Early postnatal brain undergoes a stunning period of development. Over the past few years, research on dynamic infant brain development has received increased attention, exhibiting how important the early stages of a child's life are in terms of brain development. To precisely chart the early brain developmental trajectories, longitudinal studies with data acquired over a long-enough period of infants' early life is essential. However, in practice, missing data from different time point(s) during the data gathering procedure is often inevitable. This leads to incomplete set of longitudinal data, which poses a major challenge for such studies. In this paper, prediction of multiple future cognitive scores with incomplete longitudinal imaging data is modeled into a multi-task machine learning framework. To efficiently learn this model, we account for selection of informative features (i.e., neuroimaging morphometric measurements for different time points), while preserving the structural information and the interrelation between these multiple cognitive scores. Several experiments are conducted on a carefully acquired in-house dataset, and the results affirm that we can predict the cognitive scores measured at the age of four years old, using the imaging data of earlier time points, as early as 24 months of age, with a reasonable performance (i.e., root mean square error of 0.18).

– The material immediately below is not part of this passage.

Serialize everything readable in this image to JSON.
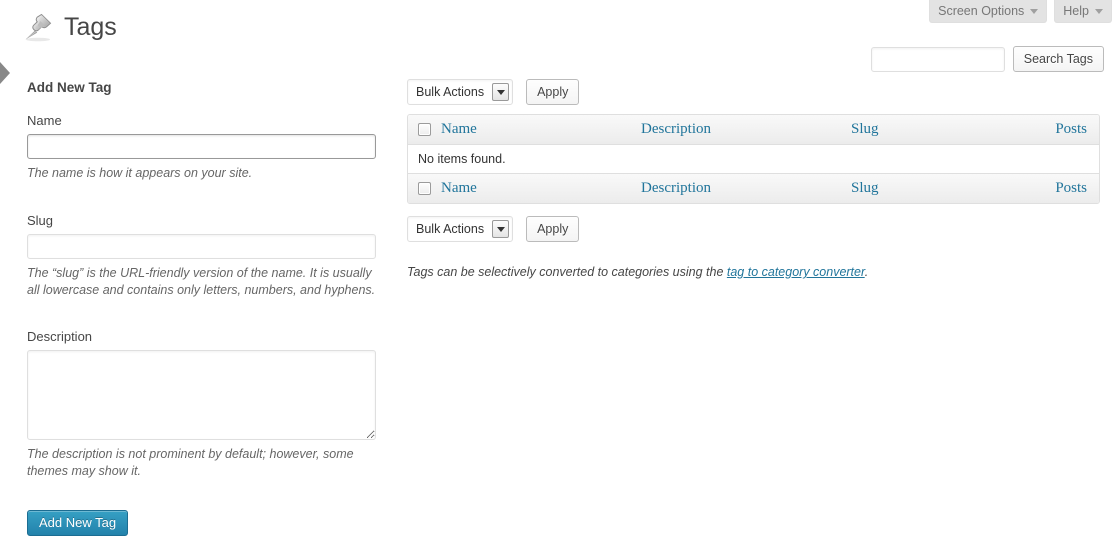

Keywords: Bag-of-words; Brain fingerprinting; Longitudinal incomplete data; Low-rank tensor; Multi-task learning; Postnatal brain development; Sparsity.

Figure 1

Multi-task multi-linear regression model for prediction of infant cognitive scores. Top: longitudinal data from a sample subject with missing data in some time points (M stands for months); Bottom: Multiple cognitive scores, each of which defines one prediction task; Middle: Multiple linear models to predict the cognitive scores, each from one time point.

Figure 2

Longitudinal infant dataset, containing 24 subjects (columns), each scanned at 9 different time points (rows). Each block contains the cortical morphological attributes of all vertices on the cortical surface for a specific subject at a specific time point. Black blocks show the missing data at the respective time points. Our task is to predict the cognitive scores assessed at the age of 48M.

Figure 3

Brain fingerprinting procedure, using a model similar to BoW: A pool of attribute vectors from all training subjects is created, which are then clustered into d different clusters (in this case d = 3). Then, a d-dimensional vector represents each given subject, containing the frequencies of its vertices lying in each of these d clusters.

Figure 4

Percentage of selected features from each time point.

Figure 5

RMSE of the proposed method through 10-fold cross-validation to predict the ELC score for each time interval. Elements in the first column of each row indicate the starting time point of the interval and the elements in the first row of each column are the ending time point for the interval.

Figure 6

RMSE of ELC prediction (using all time points) as a function of different values for d (the number of clusters for creating the brain fingerprints).

Figure 7

Percentage of the vertices that are not rejected at the 5% significance level for predicting the Early Learning Composite (ELC) score from each of the five features, at different time points. The last one in the second row shows the average value across all time points for the features.

Figure 8

Scatter plots of the actual (horizontal axis) and the predicted (vertical axis) values of the five scores (VRS, FMS, RLS, ELS and ELC), at the 24M time point, for 10 different runs.